Der Sinn von Prüfungen liegt darin, von einem weiter Fortgeschrittenen eine realistische Einschätzung seines Könnens zu erhalten. Eine bestandene Prüfung bedeutet eine Bestätigung des bisher erreichten Niveaus und dass man sich auf dem richtigen Weg befindet. Eine nicht bestandene Prüfung bedeutet, dass die nächst höhere Stufe noch nicht erreicht ist. Prüfungen können nur den Stand dokumentieren. Jemand, der nach einer Prüfung formal eine bestimmte Graduierung hat, hatte diese vorher inhaltlich auch schon. Jemand der sie vorher nicht hatte, wird sie inhaltlich durch einen Stempel im Verbandsausweis nicht bekommen.

 

Soweit die Theorie. In der Praxis sind Prüfungstermine zu  Schenkungsveranstaltungen verkommen, bei denen man den Teilnehmern formal Fähigkeiten bescheinigt, die sie nicht besitzen.

 

Prüfungen sollten aufgefasst werden, wie eine Untersuchung beim Arzt, ehrliche Diagnose und Annahme von Therapievorschlägen.
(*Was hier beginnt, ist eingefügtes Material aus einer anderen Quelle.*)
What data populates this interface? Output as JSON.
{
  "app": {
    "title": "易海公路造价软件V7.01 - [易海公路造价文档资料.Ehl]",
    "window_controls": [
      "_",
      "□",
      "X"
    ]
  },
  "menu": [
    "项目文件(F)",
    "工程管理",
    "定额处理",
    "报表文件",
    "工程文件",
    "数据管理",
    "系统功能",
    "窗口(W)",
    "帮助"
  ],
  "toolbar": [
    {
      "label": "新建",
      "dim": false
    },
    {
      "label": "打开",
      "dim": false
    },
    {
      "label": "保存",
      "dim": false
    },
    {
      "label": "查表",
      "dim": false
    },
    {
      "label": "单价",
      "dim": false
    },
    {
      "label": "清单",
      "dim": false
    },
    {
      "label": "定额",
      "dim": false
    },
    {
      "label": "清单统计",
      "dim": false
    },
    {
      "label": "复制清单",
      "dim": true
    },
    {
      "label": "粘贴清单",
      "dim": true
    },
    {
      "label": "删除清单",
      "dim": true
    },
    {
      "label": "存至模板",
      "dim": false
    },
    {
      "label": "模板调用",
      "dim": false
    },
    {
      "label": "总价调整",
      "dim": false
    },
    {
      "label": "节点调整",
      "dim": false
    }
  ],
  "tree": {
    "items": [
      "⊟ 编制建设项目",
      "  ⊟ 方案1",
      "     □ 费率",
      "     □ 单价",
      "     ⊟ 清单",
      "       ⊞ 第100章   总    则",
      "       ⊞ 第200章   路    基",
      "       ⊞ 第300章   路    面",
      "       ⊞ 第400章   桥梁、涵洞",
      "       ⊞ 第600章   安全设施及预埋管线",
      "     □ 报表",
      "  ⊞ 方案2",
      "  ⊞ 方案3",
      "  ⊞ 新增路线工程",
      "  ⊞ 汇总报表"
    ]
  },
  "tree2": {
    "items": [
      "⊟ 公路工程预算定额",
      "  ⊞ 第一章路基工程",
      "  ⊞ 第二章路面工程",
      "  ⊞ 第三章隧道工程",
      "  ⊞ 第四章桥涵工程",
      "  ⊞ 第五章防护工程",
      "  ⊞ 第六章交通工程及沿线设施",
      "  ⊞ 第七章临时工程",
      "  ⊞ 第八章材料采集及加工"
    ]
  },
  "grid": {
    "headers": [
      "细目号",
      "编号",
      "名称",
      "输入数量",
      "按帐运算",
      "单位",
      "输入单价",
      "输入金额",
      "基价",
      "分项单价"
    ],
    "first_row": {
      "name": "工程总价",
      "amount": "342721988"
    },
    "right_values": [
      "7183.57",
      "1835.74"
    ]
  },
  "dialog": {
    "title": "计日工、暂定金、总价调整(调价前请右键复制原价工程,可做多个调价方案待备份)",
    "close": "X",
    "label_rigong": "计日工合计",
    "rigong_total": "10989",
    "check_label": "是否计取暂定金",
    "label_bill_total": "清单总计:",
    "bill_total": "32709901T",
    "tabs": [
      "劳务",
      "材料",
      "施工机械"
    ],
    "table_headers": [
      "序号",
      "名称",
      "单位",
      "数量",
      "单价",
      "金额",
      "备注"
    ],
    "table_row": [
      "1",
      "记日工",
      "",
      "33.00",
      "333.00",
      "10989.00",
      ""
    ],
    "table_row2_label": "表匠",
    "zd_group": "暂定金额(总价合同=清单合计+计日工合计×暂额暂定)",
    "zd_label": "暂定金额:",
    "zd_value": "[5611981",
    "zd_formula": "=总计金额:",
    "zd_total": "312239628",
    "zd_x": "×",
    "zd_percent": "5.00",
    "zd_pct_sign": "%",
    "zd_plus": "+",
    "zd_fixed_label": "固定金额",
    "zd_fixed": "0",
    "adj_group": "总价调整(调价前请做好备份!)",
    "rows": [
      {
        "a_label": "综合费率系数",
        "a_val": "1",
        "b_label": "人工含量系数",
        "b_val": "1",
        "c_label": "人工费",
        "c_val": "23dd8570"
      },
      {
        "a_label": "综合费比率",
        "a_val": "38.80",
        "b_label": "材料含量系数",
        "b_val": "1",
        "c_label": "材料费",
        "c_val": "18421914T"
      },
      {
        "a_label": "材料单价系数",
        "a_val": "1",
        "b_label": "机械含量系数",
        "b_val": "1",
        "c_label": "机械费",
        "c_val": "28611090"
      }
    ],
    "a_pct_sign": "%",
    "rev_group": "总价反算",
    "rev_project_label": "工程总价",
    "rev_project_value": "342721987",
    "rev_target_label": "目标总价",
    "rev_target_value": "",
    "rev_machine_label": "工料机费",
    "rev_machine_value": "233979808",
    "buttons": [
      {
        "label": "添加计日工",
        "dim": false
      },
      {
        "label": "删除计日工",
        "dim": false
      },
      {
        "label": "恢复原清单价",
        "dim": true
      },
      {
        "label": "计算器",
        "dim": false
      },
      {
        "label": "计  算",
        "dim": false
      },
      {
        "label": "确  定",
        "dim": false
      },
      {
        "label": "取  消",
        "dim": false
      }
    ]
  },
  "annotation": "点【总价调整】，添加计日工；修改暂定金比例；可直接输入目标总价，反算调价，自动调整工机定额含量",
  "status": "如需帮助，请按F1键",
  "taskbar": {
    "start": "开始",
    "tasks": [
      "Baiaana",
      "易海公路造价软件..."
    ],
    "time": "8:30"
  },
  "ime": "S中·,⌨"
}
Aber, um bei dem Bild zu bleiben, viele Leute gehen zu solchen Ärzten, die ihnen immer bescheinigen, dass sie gesund sind. Wird dem Patienten im Verlauf der Untersuchung oft noch sein schlechter, nicht selten katastrophaler, Zustand deutlich gemacht, gibt es danach ein Dokument, das gute Gesundheit attestiert. Röchelnd und blutspuckend nehmen es die Patienten freudig und erleichtert entgegen. Der Budogürtel wird zum modischen Accessoire der Selbsttäuschung.

 

Man tut dem Einzelnen und dem Trainingsbetrieb damit keinen Gefallen. Das Nichtbestehen von Prüfungen ist notwendig, um Leuten klarzumachen, dass sie sowohl mit ihren Techniken, aber oft auch mit ihrer Einstellung, ihrem Verhalten, ihrer Vorstellungswelt nicht voran kommen.

 

Wenn das so weitergeht, unterscheidet sich die Oberstufe von der Unterstufe bald nur noch durch die Farbe der Gürtel.